Effect of dosing vehicles on the pharmacokinetics of orally administered carbon tetrachloride in rats.

The primary objectives of this investigation were to determine whether oil and aqueous dosage vehicles alter the pharmacokinetics of orally administered carbon tetrachloride (CCl4) in rats, and to relate vehicle effects on CCl4 absorption and bioavailability to alterations of the acute hepatotoxicity of CCl4 seen in a companion study (H.J. Kim, S. Odend'hal, and J. V. Bruckner, 1990, Toxicol.
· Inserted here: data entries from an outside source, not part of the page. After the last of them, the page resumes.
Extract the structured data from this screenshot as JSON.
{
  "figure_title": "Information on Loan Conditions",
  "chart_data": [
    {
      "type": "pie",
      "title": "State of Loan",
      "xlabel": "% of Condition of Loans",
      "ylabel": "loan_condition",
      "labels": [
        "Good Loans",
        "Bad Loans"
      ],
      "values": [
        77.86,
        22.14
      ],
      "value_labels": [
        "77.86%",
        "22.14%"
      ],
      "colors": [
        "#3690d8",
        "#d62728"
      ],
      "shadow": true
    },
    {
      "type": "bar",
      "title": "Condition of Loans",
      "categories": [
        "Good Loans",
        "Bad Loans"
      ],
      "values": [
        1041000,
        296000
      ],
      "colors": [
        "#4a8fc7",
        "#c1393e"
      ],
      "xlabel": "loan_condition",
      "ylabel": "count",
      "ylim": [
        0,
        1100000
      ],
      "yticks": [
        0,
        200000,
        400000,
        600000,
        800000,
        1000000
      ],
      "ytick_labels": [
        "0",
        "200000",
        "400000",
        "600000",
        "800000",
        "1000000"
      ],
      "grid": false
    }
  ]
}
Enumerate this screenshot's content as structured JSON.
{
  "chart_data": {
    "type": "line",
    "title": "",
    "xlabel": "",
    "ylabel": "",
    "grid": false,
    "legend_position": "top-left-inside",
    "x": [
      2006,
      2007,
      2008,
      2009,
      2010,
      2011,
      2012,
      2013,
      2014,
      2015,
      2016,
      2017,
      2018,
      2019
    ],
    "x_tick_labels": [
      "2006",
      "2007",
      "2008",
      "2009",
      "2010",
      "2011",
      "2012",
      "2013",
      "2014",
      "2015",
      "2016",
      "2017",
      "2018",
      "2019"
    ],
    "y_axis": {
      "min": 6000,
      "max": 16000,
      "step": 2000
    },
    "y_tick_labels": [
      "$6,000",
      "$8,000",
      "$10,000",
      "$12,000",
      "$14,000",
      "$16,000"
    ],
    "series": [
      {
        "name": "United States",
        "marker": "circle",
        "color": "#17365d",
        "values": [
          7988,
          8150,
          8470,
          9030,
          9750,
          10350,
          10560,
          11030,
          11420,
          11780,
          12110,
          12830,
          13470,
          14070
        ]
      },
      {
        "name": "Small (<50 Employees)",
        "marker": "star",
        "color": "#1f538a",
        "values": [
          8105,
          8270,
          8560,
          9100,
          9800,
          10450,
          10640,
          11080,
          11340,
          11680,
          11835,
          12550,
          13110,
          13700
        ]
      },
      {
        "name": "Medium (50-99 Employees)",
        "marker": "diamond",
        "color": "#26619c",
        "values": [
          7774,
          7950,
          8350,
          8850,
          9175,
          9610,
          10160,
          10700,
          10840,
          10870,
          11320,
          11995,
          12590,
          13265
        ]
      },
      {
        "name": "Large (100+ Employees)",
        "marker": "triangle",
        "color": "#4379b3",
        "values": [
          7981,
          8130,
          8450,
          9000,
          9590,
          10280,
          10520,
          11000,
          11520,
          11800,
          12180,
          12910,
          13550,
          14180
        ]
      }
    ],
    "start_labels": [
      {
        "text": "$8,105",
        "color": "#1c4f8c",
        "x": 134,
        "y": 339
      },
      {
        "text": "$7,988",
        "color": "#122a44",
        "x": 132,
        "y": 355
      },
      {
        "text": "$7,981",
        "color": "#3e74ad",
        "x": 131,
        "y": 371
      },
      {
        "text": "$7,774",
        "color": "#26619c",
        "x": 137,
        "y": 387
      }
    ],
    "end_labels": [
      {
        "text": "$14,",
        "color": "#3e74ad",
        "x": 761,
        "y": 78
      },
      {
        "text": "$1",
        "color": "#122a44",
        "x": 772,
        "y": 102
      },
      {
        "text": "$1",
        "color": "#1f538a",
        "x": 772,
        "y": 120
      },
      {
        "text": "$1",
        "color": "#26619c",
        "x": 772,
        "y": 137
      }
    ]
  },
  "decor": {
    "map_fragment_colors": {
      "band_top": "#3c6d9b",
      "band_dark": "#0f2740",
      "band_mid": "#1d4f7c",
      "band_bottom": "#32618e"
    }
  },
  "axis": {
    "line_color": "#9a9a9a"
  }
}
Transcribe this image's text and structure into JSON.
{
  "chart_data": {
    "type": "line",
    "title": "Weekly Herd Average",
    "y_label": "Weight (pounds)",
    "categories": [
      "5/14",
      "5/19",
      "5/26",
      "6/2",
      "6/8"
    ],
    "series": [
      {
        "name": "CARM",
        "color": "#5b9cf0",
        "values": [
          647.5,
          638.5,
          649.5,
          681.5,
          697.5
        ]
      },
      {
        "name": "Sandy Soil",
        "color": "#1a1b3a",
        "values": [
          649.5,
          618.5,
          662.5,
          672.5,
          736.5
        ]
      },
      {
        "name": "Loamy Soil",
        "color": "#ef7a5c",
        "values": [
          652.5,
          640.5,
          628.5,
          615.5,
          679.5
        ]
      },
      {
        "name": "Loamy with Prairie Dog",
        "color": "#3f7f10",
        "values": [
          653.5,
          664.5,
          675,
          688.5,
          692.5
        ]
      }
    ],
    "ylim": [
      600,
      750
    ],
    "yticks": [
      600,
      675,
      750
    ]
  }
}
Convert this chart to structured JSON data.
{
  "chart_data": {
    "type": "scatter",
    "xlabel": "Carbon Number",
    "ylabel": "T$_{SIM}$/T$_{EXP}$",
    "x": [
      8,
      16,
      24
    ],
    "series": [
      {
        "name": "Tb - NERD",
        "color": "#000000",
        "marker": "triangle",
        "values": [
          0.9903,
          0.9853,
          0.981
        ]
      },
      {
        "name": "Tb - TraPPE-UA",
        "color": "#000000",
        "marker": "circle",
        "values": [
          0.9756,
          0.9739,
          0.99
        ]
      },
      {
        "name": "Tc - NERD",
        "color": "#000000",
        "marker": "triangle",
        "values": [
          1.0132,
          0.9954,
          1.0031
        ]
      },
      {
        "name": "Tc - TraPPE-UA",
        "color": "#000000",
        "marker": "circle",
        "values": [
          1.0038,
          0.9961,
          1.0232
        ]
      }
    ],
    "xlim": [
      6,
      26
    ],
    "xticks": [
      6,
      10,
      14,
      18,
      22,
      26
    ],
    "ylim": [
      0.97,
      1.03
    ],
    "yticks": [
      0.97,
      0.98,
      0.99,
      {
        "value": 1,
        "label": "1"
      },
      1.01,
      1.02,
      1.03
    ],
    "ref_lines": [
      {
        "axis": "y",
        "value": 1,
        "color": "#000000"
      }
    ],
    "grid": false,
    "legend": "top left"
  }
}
Appl. Pharmacol. 102, 34-49). Fasted 200- to 230-g male Sprague-Dawley rats with indwelling arterial cannulas received 25 mg CCl4/kg body wt by gavage: in corn oil; as an Emulphor aqueous emulsion; in water; and as pure undiluted chemical. The 25 mg/kg dose was also given iv in PEG 400 through an indwelling jugular cannula. Serial blood samples were taken from the iv and gavage animals and analyzed for CCl4 content to obtain blood concentration-versus-time profiles. CCl4 was absorbed very rapidly from the GI tract, as peak concentrations of CCl4 in the blood were reached within 3-6 min of dosing in the aqueous emulsion and water groups. These peak levels were higher than those in the undiluted CCl4 group and substantially higher than those in the corn oil group. Corn oil markedly delayed the absorption of CCl4 from the GI tract and produced secondary peaks in the blood concentration-versus-time profiles. Elimination of CCl4 from the bloodstream of the iv group followed a triexponential pattern. CCl4 was eliminated from the blood at approximately the same rate in the iv and po groups, as reflected by similar elimination rate constant and half-life values. There was a high degree of correlation of both Cmax and AUC0(120) with hepatotoxicity. CCl4 was apparently less acutely hepatotoxic in corn oil due to delay and prolongation of CCl4 absorption, resulting in a marked decrease in the concentration of the chemical in the arterial blood. These findings suggest that corn oil has sufficient effect on the pharmacokinetics of orally administered CCl4 to require an appraisal of its use in studies of the acute oral toxicity of CCl4 and other volatile organic chemicals (VOCs). The use of aqueous Emulphor emulsions appears appropriate in studies of VOC contaminants of drinking water, in that the emulsion did not substantially alter the pharmacokinetics or hepatotoxicity of CCl4 from that ingested in water.